Pages

Saturday, 14 June 2014

Map Reduce Concept


Map Reduce Concept

Let us consider an example


  • Suppose we have a file with some text in it.
  • Now suppose we want to find out whether how many words are present in a particular file having a specific length.
  • Suppose we want to know the no. of words present in a file having length 6
  • We can follow the above map reduce concept and map each word to a function that calculates its length
  • Words having similar length are grouped together
  • These groups are further passed on to the reduce functions .Reduce functions can also work parallely.
  • So imagine such parallel reduce functions working together and producing the count of words having length as key which was passed to that particular function
  • Considering the above example the output of reduce functions tells us that there are 3 words whose length is 6.
  • Similarly other reduce function may output the number of words having length say 6 or 8 or any number.






Why to use Hadoop Framework?

Let take an example where there are several files to be processed on a single machine.

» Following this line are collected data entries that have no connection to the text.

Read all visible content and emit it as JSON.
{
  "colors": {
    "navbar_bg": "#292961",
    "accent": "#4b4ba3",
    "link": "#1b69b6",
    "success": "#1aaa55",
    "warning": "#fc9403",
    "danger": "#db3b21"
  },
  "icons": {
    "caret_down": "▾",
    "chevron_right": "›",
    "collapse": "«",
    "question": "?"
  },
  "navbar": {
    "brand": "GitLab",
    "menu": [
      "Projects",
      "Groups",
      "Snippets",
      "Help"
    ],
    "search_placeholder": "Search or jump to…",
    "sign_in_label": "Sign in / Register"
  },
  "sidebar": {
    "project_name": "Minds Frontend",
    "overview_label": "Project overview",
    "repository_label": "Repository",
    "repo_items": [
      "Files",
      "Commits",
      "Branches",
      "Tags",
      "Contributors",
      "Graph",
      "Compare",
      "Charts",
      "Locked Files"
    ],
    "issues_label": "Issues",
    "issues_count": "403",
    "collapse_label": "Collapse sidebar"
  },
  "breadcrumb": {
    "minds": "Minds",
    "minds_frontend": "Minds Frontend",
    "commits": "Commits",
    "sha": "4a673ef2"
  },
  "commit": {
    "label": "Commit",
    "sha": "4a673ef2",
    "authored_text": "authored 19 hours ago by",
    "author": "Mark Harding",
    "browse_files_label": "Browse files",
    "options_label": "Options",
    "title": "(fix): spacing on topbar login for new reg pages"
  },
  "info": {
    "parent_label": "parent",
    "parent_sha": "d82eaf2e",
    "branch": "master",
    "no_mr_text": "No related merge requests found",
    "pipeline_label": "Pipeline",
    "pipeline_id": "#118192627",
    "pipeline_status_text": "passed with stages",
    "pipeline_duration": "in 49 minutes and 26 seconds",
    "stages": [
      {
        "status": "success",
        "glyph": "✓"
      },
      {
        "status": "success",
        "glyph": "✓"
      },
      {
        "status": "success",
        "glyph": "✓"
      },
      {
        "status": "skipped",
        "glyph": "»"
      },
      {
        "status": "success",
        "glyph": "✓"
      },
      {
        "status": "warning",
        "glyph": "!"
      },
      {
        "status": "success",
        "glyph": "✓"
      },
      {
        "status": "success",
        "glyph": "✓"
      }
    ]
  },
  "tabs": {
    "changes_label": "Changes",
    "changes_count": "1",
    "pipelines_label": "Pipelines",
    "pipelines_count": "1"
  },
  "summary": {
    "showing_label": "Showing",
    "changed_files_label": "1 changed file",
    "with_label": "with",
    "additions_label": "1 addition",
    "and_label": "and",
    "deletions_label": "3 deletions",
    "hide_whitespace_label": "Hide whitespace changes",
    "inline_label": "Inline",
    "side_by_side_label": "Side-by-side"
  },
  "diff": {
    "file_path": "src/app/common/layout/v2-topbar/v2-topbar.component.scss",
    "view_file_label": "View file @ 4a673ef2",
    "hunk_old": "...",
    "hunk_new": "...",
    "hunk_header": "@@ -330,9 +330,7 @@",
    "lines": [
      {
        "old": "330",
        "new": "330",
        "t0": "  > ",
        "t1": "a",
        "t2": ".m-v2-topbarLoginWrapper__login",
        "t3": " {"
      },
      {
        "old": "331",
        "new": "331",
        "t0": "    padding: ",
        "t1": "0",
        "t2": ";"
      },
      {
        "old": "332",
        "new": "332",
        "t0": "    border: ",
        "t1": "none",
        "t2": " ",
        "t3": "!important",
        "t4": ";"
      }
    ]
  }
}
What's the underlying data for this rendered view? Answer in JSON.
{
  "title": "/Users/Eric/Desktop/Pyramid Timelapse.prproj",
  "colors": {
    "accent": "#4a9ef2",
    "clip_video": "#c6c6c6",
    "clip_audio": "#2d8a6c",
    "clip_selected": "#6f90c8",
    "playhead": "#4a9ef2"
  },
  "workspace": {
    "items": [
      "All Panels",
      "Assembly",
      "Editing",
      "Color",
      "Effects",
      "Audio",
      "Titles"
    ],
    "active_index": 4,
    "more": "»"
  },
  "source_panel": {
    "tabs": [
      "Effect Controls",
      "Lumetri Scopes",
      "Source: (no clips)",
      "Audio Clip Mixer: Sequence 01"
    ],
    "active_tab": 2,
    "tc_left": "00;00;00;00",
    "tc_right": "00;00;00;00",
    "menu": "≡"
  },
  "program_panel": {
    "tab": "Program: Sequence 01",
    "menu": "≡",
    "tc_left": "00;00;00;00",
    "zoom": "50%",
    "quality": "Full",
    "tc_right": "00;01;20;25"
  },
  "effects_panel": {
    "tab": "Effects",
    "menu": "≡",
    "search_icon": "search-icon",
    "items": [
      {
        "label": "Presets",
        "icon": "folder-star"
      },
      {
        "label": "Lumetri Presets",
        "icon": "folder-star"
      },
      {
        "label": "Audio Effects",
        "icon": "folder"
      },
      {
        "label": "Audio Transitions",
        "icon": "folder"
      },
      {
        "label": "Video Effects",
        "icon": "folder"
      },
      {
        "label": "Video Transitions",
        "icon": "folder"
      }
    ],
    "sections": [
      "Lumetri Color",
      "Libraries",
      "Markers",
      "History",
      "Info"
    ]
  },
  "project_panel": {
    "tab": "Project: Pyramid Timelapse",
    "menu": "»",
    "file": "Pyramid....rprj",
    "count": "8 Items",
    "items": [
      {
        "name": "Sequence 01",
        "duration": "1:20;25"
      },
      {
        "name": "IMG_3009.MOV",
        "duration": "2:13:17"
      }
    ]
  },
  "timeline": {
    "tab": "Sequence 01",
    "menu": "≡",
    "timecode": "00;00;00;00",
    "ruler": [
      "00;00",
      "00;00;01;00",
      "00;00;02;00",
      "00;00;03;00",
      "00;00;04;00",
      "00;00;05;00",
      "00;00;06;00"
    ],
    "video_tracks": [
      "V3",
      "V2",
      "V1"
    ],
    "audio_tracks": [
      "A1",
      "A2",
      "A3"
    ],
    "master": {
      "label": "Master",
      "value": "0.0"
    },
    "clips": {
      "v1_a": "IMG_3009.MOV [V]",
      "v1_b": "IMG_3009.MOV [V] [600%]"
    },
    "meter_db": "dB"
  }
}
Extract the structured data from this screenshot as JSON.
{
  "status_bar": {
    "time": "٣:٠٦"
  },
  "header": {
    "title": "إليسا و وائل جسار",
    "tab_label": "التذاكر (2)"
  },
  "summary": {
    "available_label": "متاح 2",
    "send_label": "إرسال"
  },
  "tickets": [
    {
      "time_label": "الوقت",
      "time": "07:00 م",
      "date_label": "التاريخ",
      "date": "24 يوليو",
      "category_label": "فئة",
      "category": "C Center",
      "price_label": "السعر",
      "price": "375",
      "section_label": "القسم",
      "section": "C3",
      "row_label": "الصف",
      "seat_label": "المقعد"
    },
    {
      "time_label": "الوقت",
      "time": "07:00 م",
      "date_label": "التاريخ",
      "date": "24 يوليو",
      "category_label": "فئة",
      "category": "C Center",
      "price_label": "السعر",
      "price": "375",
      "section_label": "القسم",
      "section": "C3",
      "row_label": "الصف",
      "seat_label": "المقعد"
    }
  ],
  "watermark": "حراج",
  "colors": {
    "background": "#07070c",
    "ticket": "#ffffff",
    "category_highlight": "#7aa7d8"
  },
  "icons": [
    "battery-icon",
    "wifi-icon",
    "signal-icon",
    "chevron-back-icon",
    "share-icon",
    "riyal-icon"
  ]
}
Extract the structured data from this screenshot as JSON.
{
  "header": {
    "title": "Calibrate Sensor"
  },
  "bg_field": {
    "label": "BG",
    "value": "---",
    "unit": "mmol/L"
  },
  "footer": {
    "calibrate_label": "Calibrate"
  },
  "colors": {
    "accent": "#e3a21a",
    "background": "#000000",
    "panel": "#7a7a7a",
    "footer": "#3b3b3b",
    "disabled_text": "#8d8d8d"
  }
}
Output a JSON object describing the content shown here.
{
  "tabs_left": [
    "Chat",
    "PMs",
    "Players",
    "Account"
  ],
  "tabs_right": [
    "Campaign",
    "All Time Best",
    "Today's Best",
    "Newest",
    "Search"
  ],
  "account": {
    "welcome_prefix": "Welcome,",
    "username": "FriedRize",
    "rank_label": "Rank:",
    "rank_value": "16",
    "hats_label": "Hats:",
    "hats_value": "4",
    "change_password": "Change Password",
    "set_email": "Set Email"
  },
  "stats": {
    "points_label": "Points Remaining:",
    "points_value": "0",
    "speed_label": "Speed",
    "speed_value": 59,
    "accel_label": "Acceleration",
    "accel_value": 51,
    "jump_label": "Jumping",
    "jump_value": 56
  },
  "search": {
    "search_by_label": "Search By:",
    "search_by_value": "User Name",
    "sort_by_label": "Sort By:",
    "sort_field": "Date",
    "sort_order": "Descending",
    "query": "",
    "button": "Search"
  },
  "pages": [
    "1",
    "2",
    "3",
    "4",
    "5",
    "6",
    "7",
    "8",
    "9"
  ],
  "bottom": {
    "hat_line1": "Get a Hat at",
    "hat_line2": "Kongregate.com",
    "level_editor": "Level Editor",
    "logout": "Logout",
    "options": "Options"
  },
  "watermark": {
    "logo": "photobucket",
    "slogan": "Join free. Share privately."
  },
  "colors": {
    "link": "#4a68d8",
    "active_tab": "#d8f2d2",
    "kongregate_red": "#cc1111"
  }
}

  • Lets now assume that several files are being processed and one of the file is long enough to dominate the process and may eat up the process leaving other files unprocessed.
  • Hence we now decide to divide these files into chunks of equal size .This will ensure that all the files get same amount of processing time.
  • Being on a single machine we can achieve scalability by allotting each chunk to a thread.
  • Now imagine a larger data set ,such a huge data set may challenge the processing capacity of a single machine and this where Hadoop framework comes into picture.
  • Although paralleling is feasible,its tough practicing it
  • Hadoop Framework may help us achieve distributed processing huge data sets by implementing several commodity hardwares within a cluster.

Hadoop framework supports a programming model to achieve parallelism and this programming model is MapReduce.
MapReduce helps to analyse large scale data having enough number of machines deployed.